Two Nuu-chah-nulth women chosen for provincial Indigenous business awards

Sam Laskaris, September 18, 2019

Tsimka Martin, a member of the Tla-o-qui-aht First Nation, is a co-owner of the successful T'ashii Paddle School. (Tsimka Martin photo)

Vancouver, BC — 

A pair of Nuu-chah-nulth women are among those selected to receive a BC Indigenous Business Award this year.

Nene Kraneveldt, a member of the Hupacasath First Nation who owns Port Alberni-based Imagination FX, is the winner of the Business of the Year award in the one or two-person category.

And Tsimka Martin, who is from the Tla-o-qui-aht First Nation, is a co-owner of the T’ashii Paddle School. The business, which operates out of the Tla-o-qui-aht Tribal Parks near Tofino, took top honours in the Business of the Year category for those that have 3-10 people in their enterprise.

This marks the 11th year for the awards, organized by the BC Achievement Foundation. A total of 15 winners were selected this year in various categories.

All award recipients will be honored at a ceremony which will be held Oct. 17 at the Fairmont Hotel Vancouver. More than 600 people are expected to attend the ceremony.

Since the inception of the awards about 200 Indigenous businesses have been recognized for their efforts.

Kraneveldt, who been operating Imagination FX since 1999, said this is the first time her business, whose services include providing various photography and videography assistance, has been singled out for an accolade.

“I’ve never been nominated or pursued anything like this before,” she said.

Kraneveldt was nominated for her award by the Nuu-chah-nulth Economic Development Corporation. But since she prefers working in the background for others, Kraneveldt was hesitant whether to fill out the necessary paperwork required from BC Achievement Foundation officials to make her nomination complete.

Kraneveldt decided to move her nomination process forward after talking to her mother Sharon Van Volsen.

“I still listen to my mom sometimes,” she joked. “She’s a huge influence for me.”

Van Volsen urged her daughter to fill out forms needed to finish off her nomination.

“She reminded me of all the good things I’ve done and said I deserve this,” Kraneveldt said of her mother.

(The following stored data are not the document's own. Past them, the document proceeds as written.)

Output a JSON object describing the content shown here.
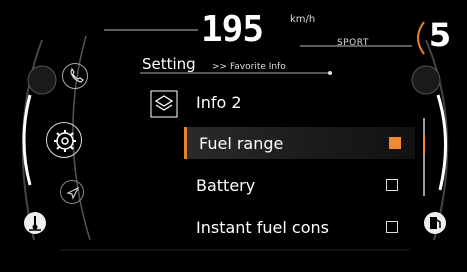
{
  "header": {
    "speed": "195",
    "speed_unit": "km/h",
    "ride_mode": "SPORT",
    "gear": "5"
  },
  "menu": {
    "title": "Setting",
    "breadcrumb": ">> Favorite Info",
    "section_title": "Info 2",
    "items": [
      {
        "label": "Fuel range",
        "checked": true,
        "selected": true
      },
      {
        "label": "Battery",
        "checked": false,
        "selected": false
      },
      {
        "label": "Instant fuel cons",
        "checked": false,
        "selected": false
      }
    ]
  },
  "left_nav": {
    "icons": [
      "phone-icon",
      "settings-gear-icon",
      "navigation-arrow-icon",
      "coolant-temperature-icon"
    ]
  },
  "right_gauge": {
    "icons": [
      "fuel-pump-icon"
    ]
  },
  "colors": {
    "accent": "#f08a30",
    "background": "#000000",
    "text": "#ffffff"
  }
}
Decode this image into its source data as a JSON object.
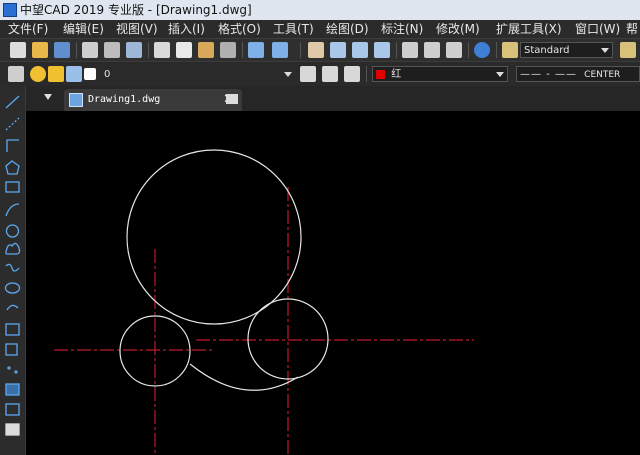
{
  "window": {
    "title": "中望CAD 2019 专业版 - [Drawing1.dwg]"
  },
  "menubar": {
    "items": [
      "文件(F)",
      "编辑(E)",
      "视图(V)",
      "插入(I)",
      "格式(O)",
      "工具(T)",
      "绘图(D)",
      "标注(N)",
      "修改(M)",
      "扩展工具(X)",
      "窗口(W)",
      "帮"
    ]
  },
  "toolbar": {
    "text_style": "Standard",
    "layer": "0",
    "color": "红",
    "linetype": "CENTER",
    "colors": {
      "layer_color_swatch": "#ffffff",
      "red_swatch": "#e00000",
      "help_icon": "#3f7fd6"
    }
  },
  "tabs": [
    {
      "label": "Drawing1.dwg"
    }
  ],
  "canvas": {
    "background": "#000000",
    "geometry_color": "#e6e6e6",
    "centerline_color": "#c0182b"
  }
}
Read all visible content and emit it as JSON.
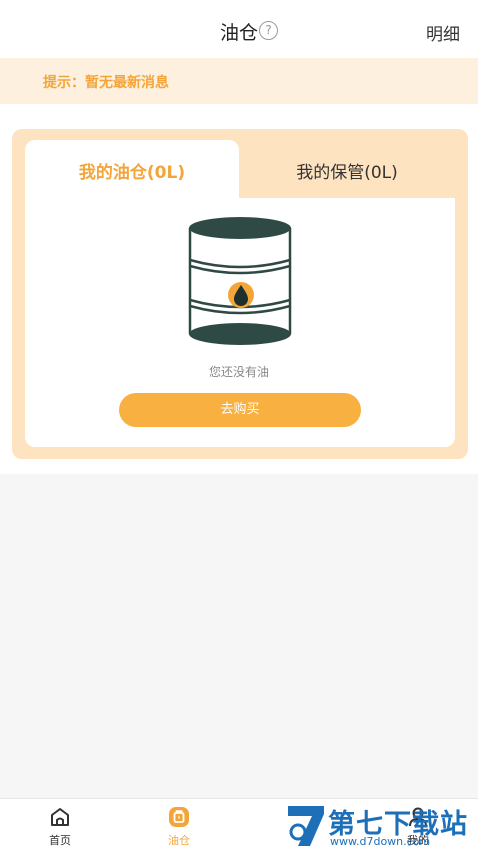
{
  "header": {
    "title": "油仓",
    "help_icon": "question-circle-icon",
    "detail_label": "明细"
  },
  "notice": {
    "text": "提示：暂无最新消息"
  },
  "tabs": [
    {
      "label": "我的油仓(0L)",
      "active": true
    },
    {
      "label": "我的保管(0L)",
      "active": false
    }
  ],
  "empty_state": {
    "icon": "oil-barrel-icon",
    "text": "您还没有油",
    "button_label": "去购买"
  },
  "tabbar": {
    "items": [
      {
        "label": "首页",
        "icon": "home-icon",
        "active": false
      },
      {
        "label": "油仓",
        "icon": "oil-tank-icon",
        "active": true
      },
      {
        "label": "我的",
        "icon": "user-icon",
        "active": false
      }
    ]
  },
  "watermark": {
    "brand": "第七下载站",
    "url": "www.d7down.com"
  },
  "colors": {
    "accent": "#f4a53a",
    "button": "#f8b040",
    "card_bg": "#fde3c0",
    "notice_bg": "#fdf0de",
    "barrel": "#2f4a45"
  }
}
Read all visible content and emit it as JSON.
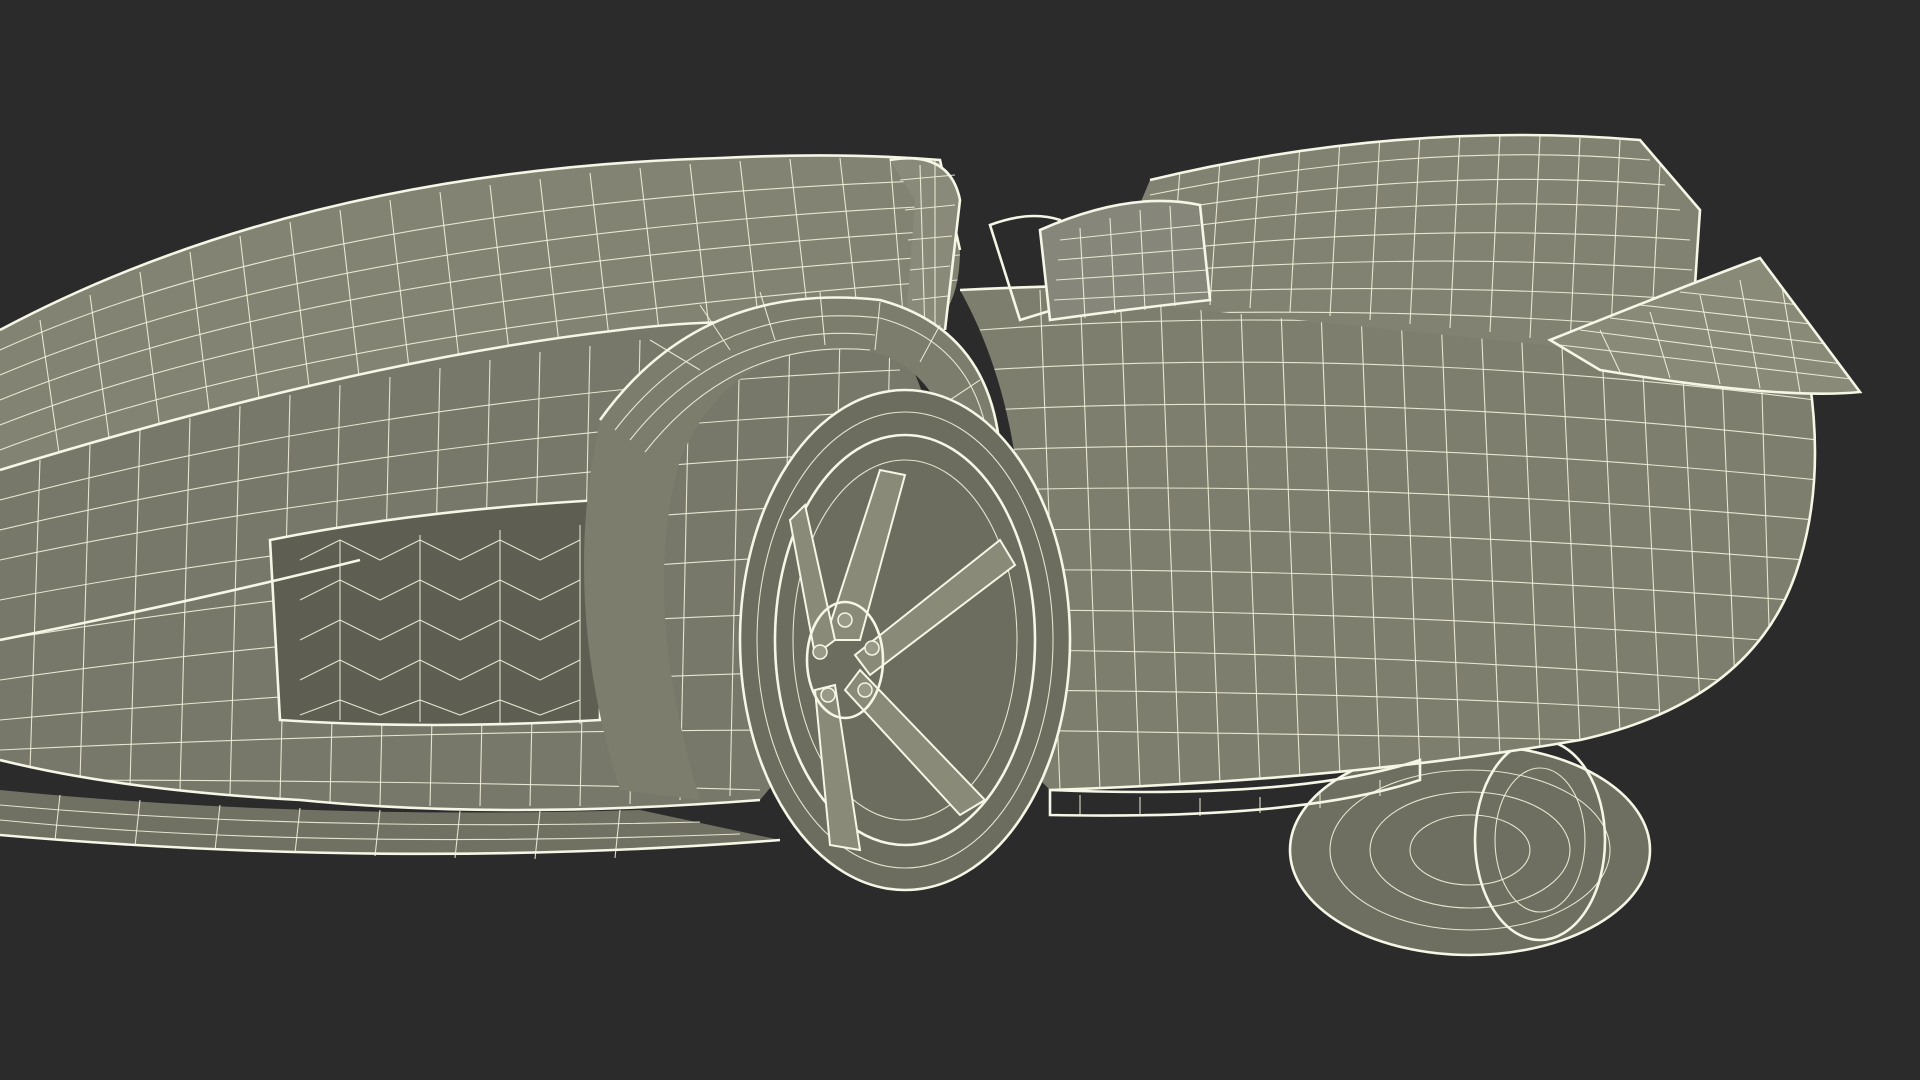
{
  "viewport": {
    "background_color": "#2b2b2b"
  },
  "render": {
    "style": "wireframe-on-shaded",
    "surface_color": "#7c7c6c",
    "surface_shadow_color": "#5f5f52",
    "surface_highlight_color": "#8b8b7a",
    "wire_color": "#f1f1dc"
  },
  "subject": {
    "icon": "car-wireframe-icon"
  }
}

Though she has owned Imagination FX for the 20 years now, Kraneveldt said it has been in the past decade that she  focused full-time on this business. She brought in her husband Jim a year ago to help her with the business. He’s the company’s multimedia/safety specialist.

Kraneveldt said Imagination FX is rather successful even though she’s done little to promote it. Nevertheless, she manages to garner numerous clients across the country.

“We have had so much business without advertising,” she said, adding it wasn’t until 2016 that she first purchased some business cards. “We haven’t spent a lot on marketing.”

As for Martin, she’s been the co-owner of the T’ashii Paddle School since 2013. The business provides various canoe tours and standup paddle board lessons and tours.

“It’s certainly an honour to be getting this award,” said Martin, who is 35. “It’s recognizing that we have created a pretty interesting service that is required.”

Martin is also rather proud of the fact her business is able to utilize two canoes that her father Joe carved. To help handle the demand on the number of canoe tours, the business added a fiberglass canoe last year.

Martin is rather pleased with one aspect of the T’ashii Paddle School.

“What we pride ourselves on is the fact we are not using fossil fuels,” she said. “They do use some getting here because some (customers) come from a long way away. But once they’re here, we put them in a canoe and they use human power.”

Martin is currently one of four canoe tour guides with the business.

“I found it really holistic,” she said, adding the position of being a tour guide not only provides a tremendous amount of physical activity, but it also develops leadership skills.

Martin is also proud of the fact she’s been able to offer employment to other young Nuu-chah-nulth members. Her company has had nine Nuu-chah-nulth-aht work as tour guides in the past few years.

The T’ashii Paddle School had been nominated for its award by Tofino Mayor Josie Osborne.

Osborne praised Martin and her fellow co-owner Emre Bosut after it was announced the company had been chosen for a BC Indigenous Business Award.

“(They) have put so much passion and dedication in creating a business that employs and mentors youth, minimizes its impact on the natural environment, honours the teachers and mentors who helped them, opens the eyes of visitors from all corners of the world to the treasures of the Tla-o-qui-aht territory, and pursues excellence in everything they do,” Osborne said.